Manhattan Office Leasing Up 34% From First Half of 2010, CB Richard Says
Manhattan office leasing is up 34 percent from last year as deals for large blocks of space helped drive down the availability rate, according to CB Richard Ellis Group Inc. (CBG)
Almost 15.7 million square feet (1.46 million square meters) of leases were completed in the first half of the year, or 4 million more than the same period in 2010, the world’s biggest commercial real estate services firm said in a report today. Agreements by Conde Nast Publications Inc. and law firm Morrison Foerster LLP to anchor new buildings at 1 World Trade Center in lower Manhattan and 250 West 55th St. in Midtown, respectively, were among the biggest deals.

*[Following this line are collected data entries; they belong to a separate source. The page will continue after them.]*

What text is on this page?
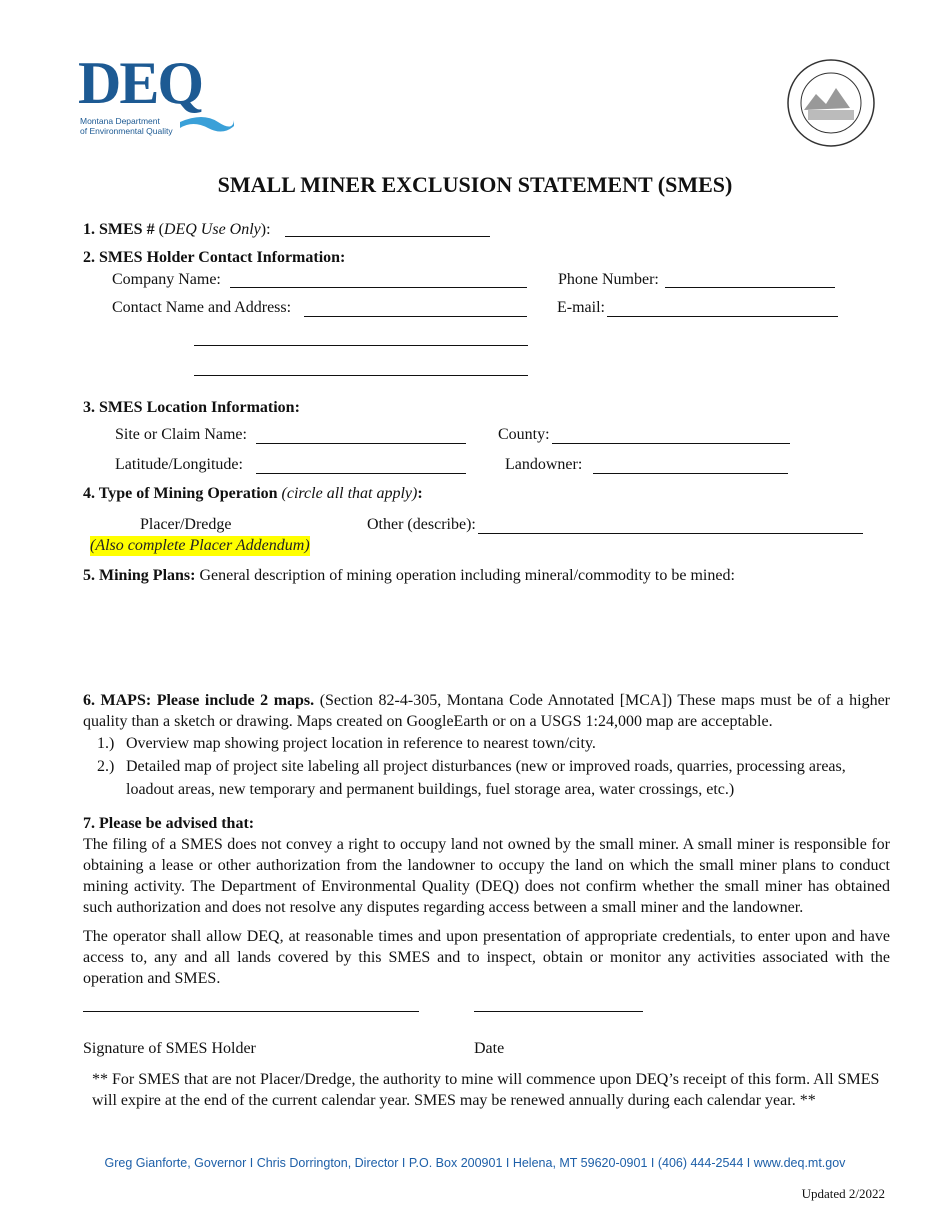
DEQ
Montana Department
of Environmental Quality
SMALL MINER EXCLUSION STATEMENT (SMES)
1. SMES # (DEQ Use Only):
2. SMES Holder Contact Information:
Company Name:	Phone Number:
Contact Name and Address:	E-mail:
3. SMES Location Information:
Site or Claim Name:	County:
Latitude/Longitude:	Landowner:
4. Type of Mining Operation (circle all that apply):
Placer/Dredge
(Also complete Placer Addendum)
Other (describe):
5. Mining Plans: General description of mining operation including mineral/commodity to be mined:

6. MAPS: Please include 2 maps. (Section 82-4-305, Montana Code Annotated [MCA]) These maps must be of a higher quality than a sketch or drawing. Maps created on GoogleEarth or on a USGS 1:24,000 map are acceptable.

1.) Overview map showing project location in reference to nearest town/city.
2.) Detailed map of project site labeling all project disturbances (new or improved roads, quarries, processing areas, loadout areas, new temporary and permanent buildings, fuel storage area, water crossings, etc.)

7. Please be advised that:

The filing of a SMES does not convey a right to occupy land not owned by the small miner. A small miner is responsible for obtaining a lease or other authorization from the landowner to occupy the land on which the small miner plans to conduct mining activity. The Department of Environmental Quality (DEQ) does not confirm whether the small miner has obtained such authorization and does not resolve any disputes regarding access between a small miner and the landowner.

The operator shall allow DEQ, at reasonable times and upon presentation of appropriate credentials, to enter upon and have access to, any and all lands covered by this SMES and to inspect, obtain or monitor any activities associated with the operation and SMES.

Signature of SMES Holder	Date

** For SMES that are not Placer/Dredge, the authority to mine will commence upon DEQ’s receipt of this form. All SMES will expire at the end of the current calendar year. SMES may be renewed annually during each calendar year. **

Greg Gianforte, Governor I Chris Dorrington, Director I P.O. Box 200901 I Helena, MT 59620-0901 I (406) 444-2544 I www.deq.mt.gov
Updated 2/2022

Companies such as Google Inc., lured by New York’s young and creative talent pool, are setting aside concerns about a lagging national economy to enter and expand in the market, Peter Turchin, CB Richard Ellis’s executive vice president, said in a telephone interview.
“You’re seeing New York as a place where almost every company is saying we have to be in, and a market we can’t avoid,” he said. “If we want to recruit the best and the brightest, those people are in New York.”
Google, the Mountain View, California-based owner of the world’s most popular search engine, agreed in December to pay $1.8 billion for 111 Eighth Ave. to expand its New York base of operations.
Rebound in Demand
A rebound of the New York City’s financial industry from the 2008 credit crisis has helped drive demand for office space. The city’s unemployment rate was 8.6 percent in May, its lowest point in more than two years and below the national average of 9.1 percent that month, the state Department of Labor said on June 16.
Manhattan’s office availability rate, defined as all space being marketed for occupancy within the next 12 months, was 11.3 percent at the end of June, down from 14 percent a year earlier, Los Angeles-based CB Richard Ellis said. The average rent sought by landlords rose 9.1 percent to $51.93 a square foot.
Conde Nast, publisher of Vogue, the New Yorker and 16 other magazines, agreed in May to move from its Times Square headquarters in Midtown to about 1 million square feet at 1 World Trade Center, slated for completion in 2013.
Also in May, Morrison Foerster signed a deal to rent 180,000 square feet at 250 West 55th St. The agreement prompted developer Boston Properties Inc. (BXP), the biggest U.S. office real estate investment trust, to resume construction of a skyscraper at the site.
Lower Manhattan
Office availability in lower Manhattan declined in seven of the last eight months, to 11.3 percent in June, according to CB Richard Ellis. Asking rents increased 2.2 percent from a year earlier to $39.11 a square foot.
The firm’s data don’t include the 2.92 million square feet at the World Financial Center listed for rent by landlord Brookfield Office Properties Inc. Bank of America Corp. (BAC) decided last month to retain only a fraction of the space it inherited when it bought Merrill Lynch & Co., and subtenant Nomura Holdings Inc. agreed to move its headquarters to Midtown. The leases expire in 2013.
Demand for offices at the World Trade Center and World Financial Center is so strong that “the majority of that space will never hit the market, meaning it will never be statistically listed,” Turchin said.
Newer Buildings
Downtown, still recovering from the destruction of the twin towers almost 10 years ago, is on the verge of becoming the market of choice for renters seeking the most technologically advanced offices, Turchin said. About 35 percent of the area’s buildings will be less than 35 years old in 2015, compared with 24 percent in Midtown. Almost 13 percent will be less than 15 years old, compared with 7 percent in Midtown.
CB Richard Ellis represents developer Larry Silverstein on leasing 4 World Trade Center, a 2.3 million-square-foot skyscraper, and 3 World Trade Center, an adjacent 2.8 million- square-foot tower, both in progress at the Ground Zero site.